Why This Pattern Works

  1. Every import is consumedsuite.add_suite(), session.bind(), or session.add_suite() uses the imported object. No linter warnings, no # noqa.

  2. Clear ownership — each test file owns its suite. You can read one file and understand what it tests.

  3. Composable — suites nest naturally. API::Users::Permissions is just three files, each adding its suite to the parent.

  4. IDE-friendly — "Go to Definition" on any suite import takes you to the file that defines it. Rename refactoring works.

Anti-Pattern: Side-Effect Imports

When a test module doesn't export its suite but instead reaches into the session file to get it, you end up with side-effect imports:

# DON'T DO THIS — tests/session.py
from protest import ProTestSession, ProTestSuite

session = ProTestSession()
domain_suite = ProTestSuite("Domain")
session.add_suite(domain_suite)

# Side-effect imports: importing for registration, not for the value
import tests.domain.test_users   # noqa: F401, E402
import tests.domain.test_orders  # noqa: F401, E402
# tests/domain/test_users.py — reaches back into session
from tests.session import domain_suite  # circular risk!

@domain_suite.test()
def test_something(): ...

Problems: - # noqa everywhere — linters correctly warn about unused imports - Circular import risk — test modules import from session, session imports test modules - Invisible dependencies — removing an import silently drops tests with no error - Import order matters — suites must be defined before test modules are imported

Anti-Pattern: One Session Per Test File

# DON'T DO THIS
# tests/test_users.py
session = ProTestSession()
suite = ProTestSuite("Users")
session.add_suite(suite)
# ...

# tests/test_orders.py
session = ProTestSession()  # Another session!
suite = ProTestSuite("Orders")
session.add_suite(suite)

Problems: - No shared fixtures between sessions - Can't run all tests at once - No suite hierarchy - Multiple protest run commands needed

Real-World Example

The Yorkshire example demonstrates this pattern at scale:

yorkshire/tests/
├── session.py           # Imports + assembles all suites
├── fixtures.py          # Session fixtures (kennel, yorkshire factory)
└── suites/
    ├── puppies/suite.py    # Exports puppies_suite
    ├── adults/             # Parent suite with children
    │   ├── workers/        # Nested child
    │   └── unemployed/
    ├── seniors/suite.py
    ├── showcase/suite.py
    └── ...

The session file imports each suite and registers it — every import consumed, zero # noqa.

Tips

  • Start simple. One file with session + suite + tests is fine for small projects. Split when a file gets too long or when you need suite nesting.

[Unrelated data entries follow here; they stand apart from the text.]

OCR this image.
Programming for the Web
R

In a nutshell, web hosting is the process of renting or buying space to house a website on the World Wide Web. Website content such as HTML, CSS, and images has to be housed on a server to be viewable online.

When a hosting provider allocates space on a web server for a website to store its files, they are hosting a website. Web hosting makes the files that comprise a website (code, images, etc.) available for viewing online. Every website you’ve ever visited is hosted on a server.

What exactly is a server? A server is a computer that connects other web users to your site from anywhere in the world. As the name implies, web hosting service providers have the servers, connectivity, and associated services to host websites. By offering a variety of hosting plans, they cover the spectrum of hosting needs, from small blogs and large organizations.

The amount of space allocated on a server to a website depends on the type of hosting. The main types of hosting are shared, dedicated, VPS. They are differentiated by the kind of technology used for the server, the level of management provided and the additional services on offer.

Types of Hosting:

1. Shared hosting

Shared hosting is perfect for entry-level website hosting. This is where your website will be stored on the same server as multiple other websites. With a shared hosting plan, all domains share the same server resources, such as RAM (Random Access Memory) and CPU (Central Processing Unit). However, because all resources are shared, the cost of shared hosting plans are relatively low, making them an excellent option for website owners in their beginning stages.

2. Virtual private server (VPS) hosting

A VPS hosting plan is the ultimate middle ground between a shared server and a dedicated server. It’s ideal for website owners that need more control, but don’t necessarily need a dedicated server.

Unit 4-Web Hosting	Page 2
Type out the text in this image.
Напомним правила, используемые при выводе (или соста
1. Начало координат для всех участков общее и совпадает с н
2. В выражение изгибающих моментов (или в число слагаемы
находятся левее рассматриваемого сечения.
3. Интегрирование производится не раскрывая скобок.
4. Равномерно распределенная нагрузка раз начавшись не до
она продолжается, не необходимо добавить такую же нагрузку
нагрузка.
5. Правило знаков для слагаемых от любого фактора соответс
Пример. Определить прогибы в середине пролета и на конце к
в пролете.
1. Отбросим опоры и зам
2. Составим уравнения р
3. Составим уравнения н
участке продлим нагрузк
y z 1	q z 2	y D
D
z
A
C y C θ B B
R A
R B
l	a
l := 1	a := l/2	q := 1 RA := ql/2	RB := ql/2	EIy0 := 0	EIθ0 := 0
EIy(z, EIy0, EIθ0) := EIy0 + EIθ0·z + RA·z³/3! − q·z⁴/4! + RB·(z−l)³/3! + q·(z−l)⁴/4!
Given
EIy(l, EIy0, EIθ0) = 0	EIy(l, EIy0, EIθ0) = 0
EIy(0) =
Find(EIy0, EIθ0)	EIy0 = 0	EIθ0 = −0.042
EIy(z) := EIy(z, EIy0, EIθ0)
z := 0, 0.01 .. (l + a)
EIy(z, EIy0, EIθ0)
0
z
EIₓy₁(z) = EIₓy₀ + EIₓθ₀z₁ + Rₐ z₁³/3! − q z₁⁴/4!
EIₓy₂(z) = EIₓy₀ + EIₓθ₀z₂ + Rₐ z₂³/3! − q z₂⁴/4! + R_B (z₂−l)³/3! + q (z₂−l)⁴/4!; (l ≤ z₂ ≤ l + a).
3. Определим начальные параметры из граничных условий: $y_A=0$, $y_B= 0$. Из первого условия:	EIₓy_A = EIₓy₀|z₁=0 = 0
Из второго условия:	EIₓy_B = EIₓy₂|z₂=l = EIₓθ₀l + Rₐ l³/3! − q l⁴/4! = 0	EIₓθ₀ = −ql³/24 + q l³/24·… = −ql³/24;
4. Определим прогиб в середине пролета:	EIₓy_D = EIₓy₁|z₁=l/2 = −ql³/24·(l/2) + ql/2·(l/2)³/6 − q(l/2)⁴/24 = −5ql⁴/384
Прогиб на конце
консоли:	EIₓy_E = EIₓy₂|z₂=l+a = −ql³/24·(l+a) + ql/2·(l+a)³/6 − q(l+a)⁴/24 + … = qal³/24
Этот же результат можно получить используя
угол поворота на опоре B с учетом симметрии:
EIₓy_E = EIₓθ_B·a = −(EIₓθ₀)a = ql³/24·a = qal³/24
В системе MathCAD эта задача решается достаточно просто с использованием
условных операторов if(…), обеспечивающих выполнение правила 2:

  • Fixtures near their tests. Put domain-specific factories in the same file as the suite, or in a sibling fixtures.py if shared across multiple suites.

  • One file = one leaf suite. Each test file defines exactly one suite. Intermediate suites (parents) live in suite.py files that assemble children.

  • Name suites after your domain, not after the file structure. ProTestSuite("Users"), not ProTestSuite("TestUsers").